Salafistes : les terreurs de l’Islam ?
Les onzes membres de la cellule terroriste démantelée samedi étaient des Français musulmans, convertis au salafisme. Ce mouvement doctrinal ultraminoritaire suscite peur et fantasmes dans les médias. Pourtant, le raccourci entre salafisme et terrorisme est un abus de langage qui masque une réalité plus nuancée.
Jérémie Louis-Sydney abattu à Strasbourg, Jérémy Bailly interpellé à Torcy, Yann Nsaku arrêté à Cannes… tous les terroristes présumés étaient animés par la même idéologie : le salafisme.
Ce groupe de récents convertis, des jeunes de 19 à 25 ans dotés d’un profil violent et sociopathe, alimente les craintes autour de cette mouvance radicale de l’Islam. A l’heure actuelle, la France compterait 12 000 à 15 000 salafistes sur son territoire, dont un tiers de convertis. Mais la face violente du salafisme constitue une minorité au sein de la minorité.

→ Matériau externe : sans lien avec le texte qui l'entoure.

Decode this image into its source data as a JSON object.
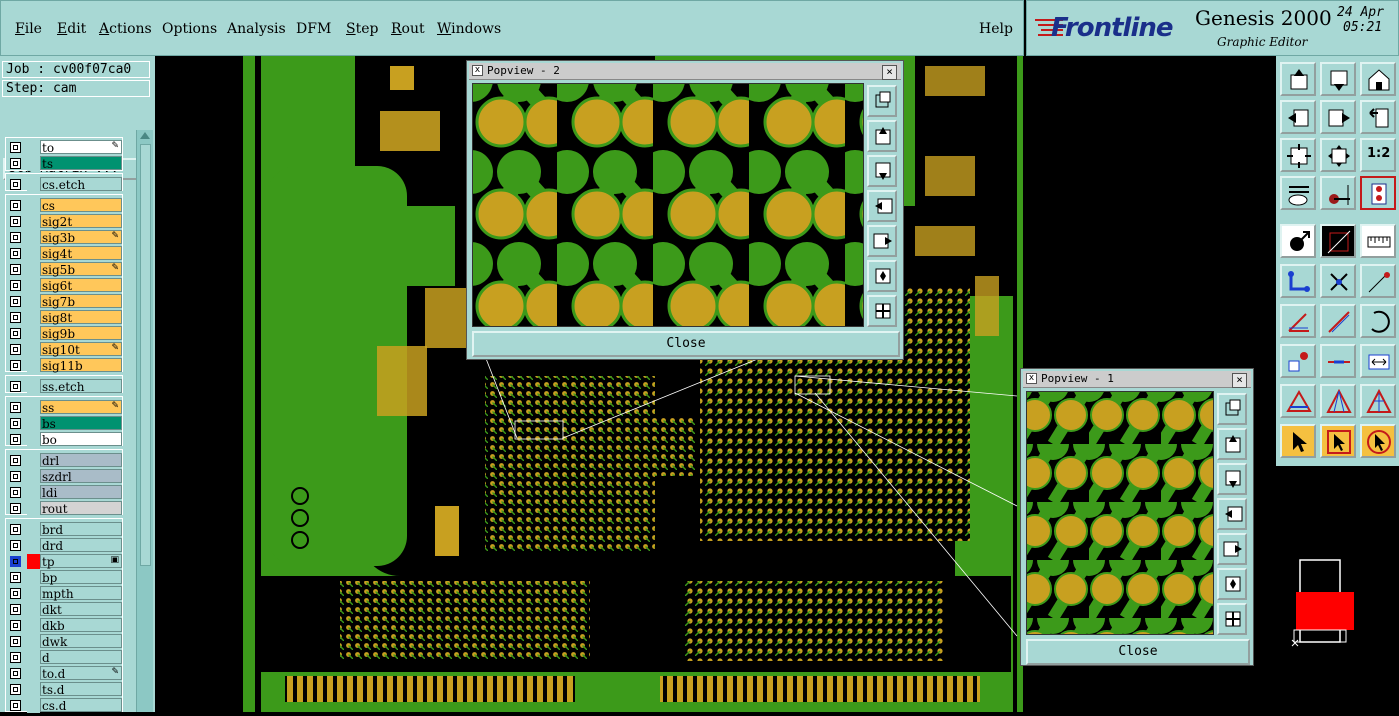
{
  "menu": {
    "file": "File",
    "edit": "Edit",
    "actions": "Actions",
    "options": "Options",
    "analysis": "Analysis",
    "dfm": "DFM",
    "step": "Step",
    "rout": "Rout",
    "windows": "Windows",
    "help": "Help"
  },
  "brand": {
    "logo": "Frontline",
    "product": "Genesis 2000",
    "subtitle": "Graphic Editor",
    "date": "24 Apr",
    "time": "05:21"
  },
  "job": {
    "job_label": "Job : cv00f07ca0",
    "step_label": "Step: cam",
    "matrix_button": "Job Matrix ..."
  },
  "layers": [
    {
      "name": "to",
      "color": "#ffffff",
      "swatch": "#a8d8d4",
      "icon": "✎"
    },
    {
      "name": "ts",
      "color": "#009270",
      "swatch": "#a8d8d4",
      "icon": ""
    },
    {
      "name": "cs.etch",
      "color": "#a8d8d4",
      "swatch": "#a8d8d4",
      "icon": ""
    },
    {
      "name": "cs",
      "color": "#ffc75a",
      "swatch": "#a8d8d4",
      "icon": ""
    },
    {
      "name": "sig2t",
      "color": "#ffc75a",
      "swatch": "#a8d8d4",
      "icon": ""
    },
    {
      "name": "sig3b",
      "color": "#ffc75a",
      "swatch": "#a8d8d4",
      "icon": "✎"
    },
    {
      "name": "sig4t",
      "color": "#ffc75a",
      "swatch": "#a8d8d4",
      "icon": ""
    },
    {
      "name": "sig5b",
      "color": "#ffc75a",
      "swatch": "#a8d8d4",
      "icon": "✎"
    },
    {
      "name": "sig6t",
      "color": "#ffc75a",
      "swatch": "#a8d8d4",
      "icon": ""
    },
    {
      "name": "sig7b",
      "color": "#ffc75a",
      "swatch": "#a8d8d4",
      "icon": ""
    },
    {
      "name": "sig8t",
      "color": "#ffc75a",
      "swatch": "#a8d8d4",
      "icon": ""
    },
    {
      "name": "sig9b",
      "color": "#ffc75a",
      "swatch": "#a8d8d4",
      "icon": ""
    },
    {
      "name": "sig10t",
      "color": "#ffc75a",
      "swatch": "#a8d8d4",
      "icon": "✎"
    },
    {
      "name": "sig11b",
      "color": "#ffc75a",
      "swatch": "#a8d8d4",
      "icon": ""
    },
    {
      "name": "ss.etch",
      "color": "#a8d8d4",
      "swatch": "#a8d8d4",
      "icon": ""
    },
    {
      "name": "ss",
      "color": "#ffc75a",
      "swatch": "#a8d8d4",
      "icon": "✎"
    },
    {
      "name": "bs",
      "color": "#009270",
      "swatch": "#a8d8d4",
      "icon": ""
    },
    {
      "name": "bo",
      "color": "#ffffff",
      "swatch": "#a8d8d4",
      "icon": ""
    },
    {
      "name": "drl",
      "color": "#a9bcc8",
      "swatch": "#a8d8d4",
      "icon": ""
    },
    {
      "name": "szdrl",
      "color": "#a9bcc8",
      "swatch": "#a8d8d4",
      "icon": ""
    },
    {
      "name": "ldi",
      "color": "#a9bcc8",
      "swatch": "#a8d8d4",
      "icon": ""
    },
    {
      "name": "rout",
      "color": "#d3d3d3",
      "swatch": "#a8d8d4",
      "icon": ""
    },
    {
      "name": "brd",
      "color": "#a8d8d4",
      "swatch": "#a8d8d4",
      "icon": ""
    },
    {
      "name": "drd",
      "color": "#a8d8d4",
      "swatch": "#a8d8d4",
      "icon": ""
    },
    {
      "name": "tp",
      "color": "#a8d8d4",
      "swatch": "#ff0000",
      "icon": "▣"
    },
    {
      "name": "bp",
      "color": "#a8d8d4",
      "swatch": "#a8d8d4",
      "icon": ""
    },
    {
      "name": "mpth",
      "color": "#a8d8d4",
      "swatch": "#a8d8d4",
      "icon": ""
    },
    {
      "name": "dkt",
      "color": "#a8d8d4",
      "swatch": "#a8d8d4",
      "icon": ""
    },
    {
      "name": "dkb",
      "color": "#a8d8d4",
      "swatch": "#a8d8d4",
      "icon": ""
    },
    {
      "name": "dwk",
      "color": "#a8d8d4",
      "swatch": "#a8d8d4",
      "icon": ""
    },
    {
      "name": "d",
      "color": "#a8d8d4",
      "swatch": "#a8d8d4",
      "icon": ""
    },
    {
      "name": "to.d",
      "color": "#a8d8d4",
      "swatch": "#a8d8d4",
      "icon": "✎"
    },
    {
      "name": "ts.d",
      "color": "#a8d8d4",
      "swatch": "#a8d8d4",
      "icon": ""
    },
    {
      "name": "cs.d",
      "color": "#a8d8d4",
      "swatch": "#a8d8d4",
      "icon": ""
    }
  ],
  "popview2": {
    "title": "Popview - 2",
    "close_label": "Close",
    "x_glyph": "×"
  },
  "popview1": {
    "title": "Popview - 1",
    "close_label": "Close",
    "x_glyph": "×"
  },
  "toolbar": {
    "ratio_label": "1:2"
  },
  "colors": {
    "ui_bg": "#a8d8d4",
    "board_green": "#3c9a1a",
    "pad_gold": "#c8a020",
    "layer_orange": "#ffc75a",
    "layer_teal": "#009270",
    "highlight_red": "#ff0000"
  }
}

QU'EST-CE QUE LE SALAFISME ?
Les salafistes sont des musulmans sunnites ultra-orthodoxes. Ils s’inspirent des premiers disciples de Mahomet, les « salafs », pour prôner un Islam plus pur, plus proche de celui des origines. Ils portent souvent barbe et djellaba pour les hommes, niqâb – voile intégral – pour les femmes, et appliquent le Coran au pied de la lettre.
Cette revendication d’un Islam rigoriste a d’abord connu son succès moderne en Arabie Saoudite au XVIIème siècle. Depuis, la famille régnante Al-Saoud a fait du wahabisme – une forme locale de salafisme – la religion d’Etat.

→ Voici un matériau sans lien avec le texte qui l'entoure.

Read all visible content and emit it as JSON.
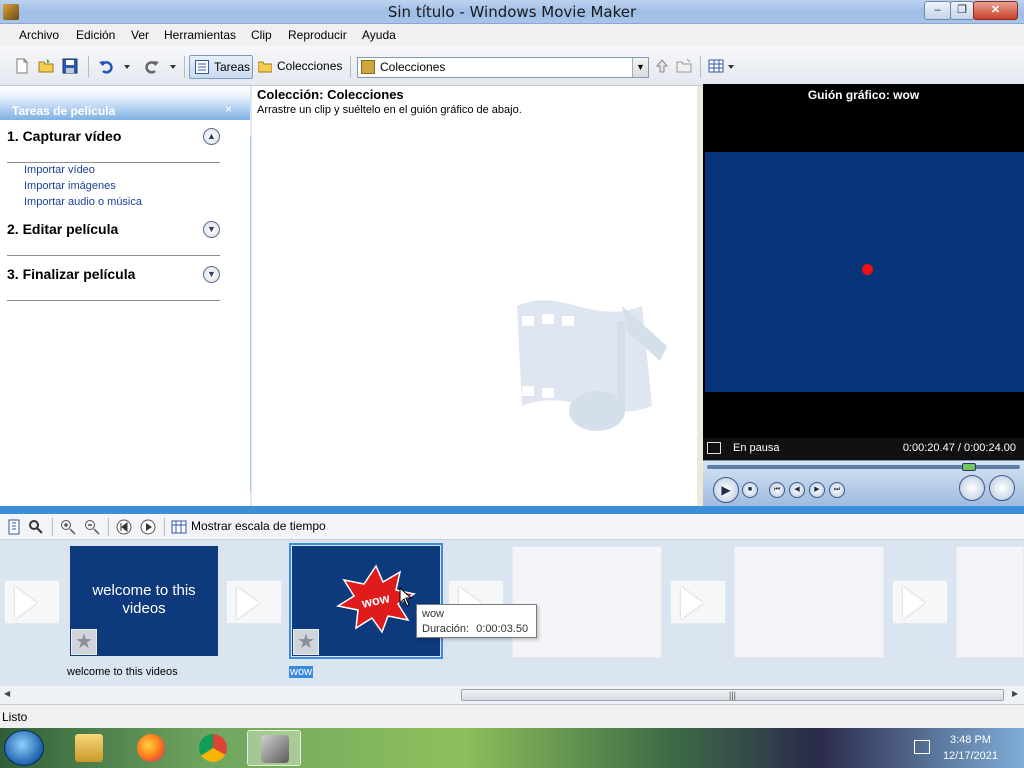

En France, le salafisme a été importé dans les années 90, notamment par des étudiants français au retour de leurs études en Arabie Saoudite, ou par des religieux du Golfe. Ce mouvement intégriste est celui qui recrute le plus en France selon le sociologue Samir Aghar. Interviewé par Atlantico, ce spécialiste du salafisme estime que « les effectifs salafistes ont triplé en moins de 10 ans. »
« Le salafisme tend à devenir (…) une sorte d’orthodoxie à partir de laquelle les musulmans estiment s’ils sont de bons ou de mauvais musulmans », ajoute Samir Amghar.
LES SALAFISTES SONT-ILS DES TERRORISTES ?
Ce raccourci est on ne peut plus faux. Le salafisme est en fait une mouvance hétérogène, qui regroupe trois courants très différents :
- les piétistes : pacifiques, ils représentent l’immense majorité des salafistes et défendent « un islam non violent et apolitique », selon Samir Amghar.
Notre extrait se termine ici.